Oltre alla probabilissima espansione del lavoro irregolare, la situazione di difficoltà economica in cui versa il Paese sembra non essere avvertita dalle forze politiche e in generale dall’opinione pubblica. Anche in Veneto, che rimane la regione triveneta più importante, i confronti statistici non lasciano presagire nulla di buono. Afferma il coordinatore dell’Ufficio studi Paolo Zabeo: “Nel 2009, che viene ricordato come l’annus horribilis anche dell’economia veneta degli ultimi 75 anni, il Pil della nostra regione scese del 5 per cento e la disoccupazione nel nostro territorio nel giro di qualche anno passò dal 3,5 al 7 per cento. Quest’anno, invece, se le cose andranno bene la contrazione del Pil nel Veneto sarà del 10 per cento: una riduzione doppia rispetto a quella registrata 11 anni fa. Alla luce di ciò, è molto probabile, dal momento in cui verranno meno la Cig introdotta nel periodo Covid e il blocco dei licenziamenti, che il tasso di disoccupazione assumerà una dimensione molto preoccupante. Secondo le previsioni di Prometeia, infatti, nel 2021 potrebbe salire all’8 per cento”.
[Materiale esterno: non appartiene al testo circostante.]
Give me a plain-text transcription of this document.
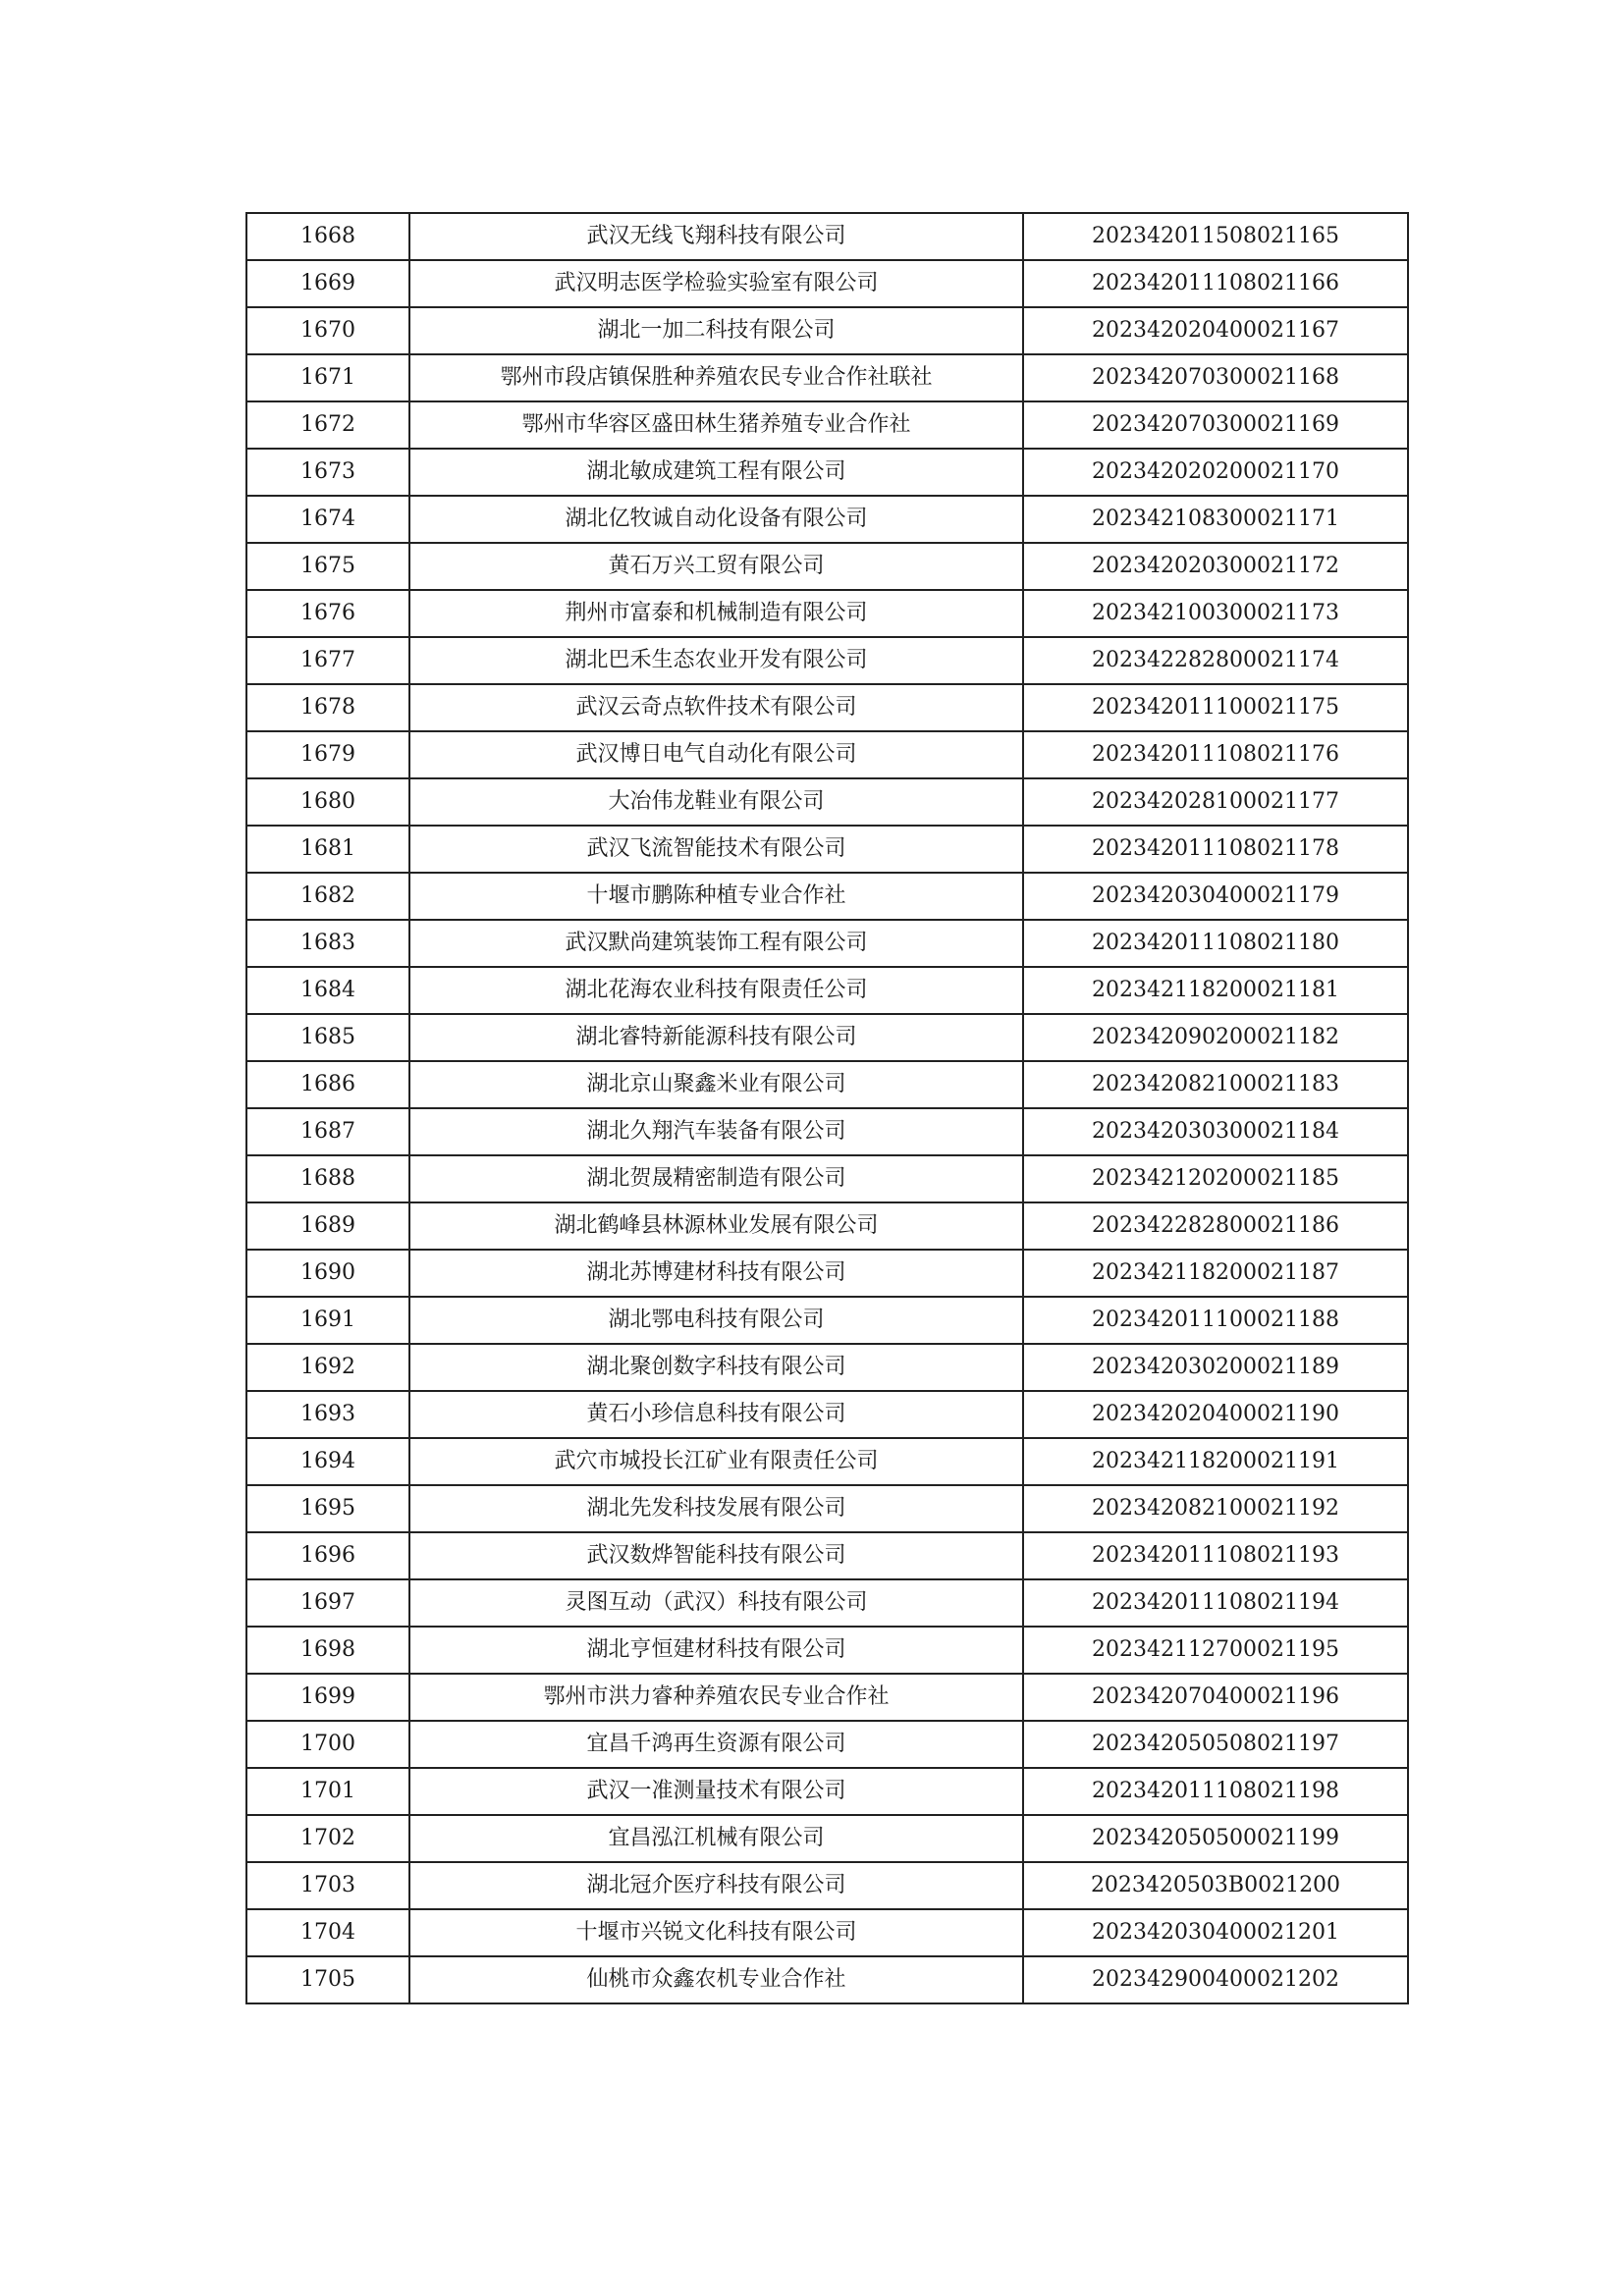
1668	武汉无线飞翔科技有限公司	202342011508021165
1669	武汉明志医学检验实验室有限公司	202342011108021166
1670	湖北一加二科技有限公司	202342020400021167
1671	鄂州市段店镇保胜种养殖农民专业合作社联社	202342070300021168
1672	鄂州市华容区盛田林生猪养殖专业合作社	202342070300021169
1673	湖北敏成建筑工程有限公司	202342020200021170
1674	湖北亿牧诚自动化设备有限公司	202342108300021171
1675	黄石万兴工贸有限公司	202342020300021172
1676	荆州市富泰和机械制造有限公司	202342100300021173
1677	湖北巴禾生态农业开发有限公司	202342282800021174
1678	武汉云奇点软件技术有限公司	202342011100021175
1679	武汉博日电气自动化有限公司	202342011108021176
1680	大冶伟龙鞋业有限公司	202342028100021177
1681	武汉飞流智能技术有限公司	202342011108021178
1682	十堰市鹏陈种植专业合作社	202342030400021179
1683	武汉默尚建筑装饰工程有限公司	202342011108021180
1684	湖北花海农业科技有限责任公司	202342118200021181
1685	湖北睿特新能源科技有限公司	202342090200021182
1686	湖北京山聚鑫米业有限公司	202342082100021183
1687	湖北久翔汽车装备有限公司	202342030300021184
1688	湖北贺晟精密制造有限公司	202342120200021185
1689	湖北鹤峰县林源林业发展有限公司	202342282800021186
1690	湖北苏博建材科技有限公司	202342118200021187
1691	湖北鄂电科技有限公司	202342011100021188
1692	湖北聚创数字科技有限公司	202342030200021189
1693	黄石小珍信息科技有限公司	202342020400021190
1694	武穴市城投长江矿业有限责任公司	202342118200021191
1695	湖北先发科技发展有限公司	202342082100021192
1696	武汉数烨智能科技有限公司	202342011108021193
1697	灵图互动（武汉）科技有限公司	202342011108021194
1698	湖北亨恒建材科技有限公司	202342112700021195
1699	鄂州市洪力睿种养殖农民专业合作社	202342070400021196
1700	宜昌千鸿再生资源有限公司	202342050508021197
1701	武汉一准测量技术有限公司	202342011108021198
1702	宜昌泓江机械有限公司	202342050500021199
1703	湖北冠介医疗科技有限公司	2023420503B0021200
1704	十堰市兴锐文化科技有限公司	202342030400021201
1705	仙桃市众鑫农机专业合作社	202342900400021202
Ad “ammortizzare” una parte dei posti di lavoro persi a causa dell’emergenza sanitaria ci penserà l’economia sommersa. Gli ultimi dati disponibili ci dicono che in Italia ci sono oltre 3,3 milioni di occupati in nero, il tasso di irregolarità1 è del 13,1 per cento e tutte queste persone producono un valore aggiunto in nero di 78,7 miliardi di euro. Nel Triveneto, fortunatamente, questa piaga sociale ed economica ha dimensioni molto contenute. A fronte di una stima di 316.300 lavoratori in nero, il tasso di irregolarità è di poco inferiore al 10 per cento e il valore aggiunto generato dall’economia sommersa nelle nostre 4 realtà territoriali ammonta a 8,7 miliardi di euro all’anno. A livello regionale la situazione più difficile si registra nel Friuli Venezia Giulia che presenta un tasso di irregolarità degli occupati del 10,5 per cento (14° posto a livello nazionale). Scende al 10,3 per cento quella in Provincia di Trento, mentre Veneto e Bolzano sono le aree più virtuose del Paese, rispettivamente con il 9,1 e il 9 per cento di tasso di irregolarità.

TASE E BUROCRAZIA

“Con troppe tasse, un sistema burocratico e normativo eccessivamente oppressivo e tanta disoccupazione – segnala il segretario della CGIA Renato Mason -  l’economia irregolare ha trovato un habitat ideale per diffondersi, soprattutto in alcune aree del Paese. Inoltre, chi opera completamente o parzialmente in nero fa concorrenza sleale, altera i più elementari princìpi di democrazia economica nei confronti di chi lavora alla luce del sole ed è costretto a pagare le imposte e i contributi fino all’ultimo centesimo.  Anche per questo è necessario che l’esercizio abusivo delle professioni artigianali vada contrastato e perseguito”.

Come si è detto, a rimetterci non sono solo le casse dell’erario e dell’Inps, ma anche le tantissime attività produttive e dei servizi, le imprese artigianali  e quelle commerciali che, spesso, subiscono la concorrenza sleale di questi soggetti. I lavoratori in nero, infatti, non essendo sottoposti ai contributi previdenziali, a quelli assicurativi e a quelli fiscali consentono alle imprese dove prestano servizio – o a loro stessi, se operano sul mercato come falsi lavoratori autonomi – di beneficiare di un costo del lavoro molto inferiore e, conseguentemente, di praticare un prezzo finale del prodotto/servizio  molto contenuto. Condizioni, ovviamente, che chi rispetta le disposizioni previste dalla legge non è in grado di offrire. Inoltre, non vanno nemmeno sottovalutate le condizioni lavorative a cui sono sottoposti gli irregolari: spesso a queste persone vengono negate le più elementari tutele previste dalla legge in materia di sicurezza nei luoghi di lavoro e in queste condizioni, gli incidenti e le malattie professionali rischiano di essere molto frequenti.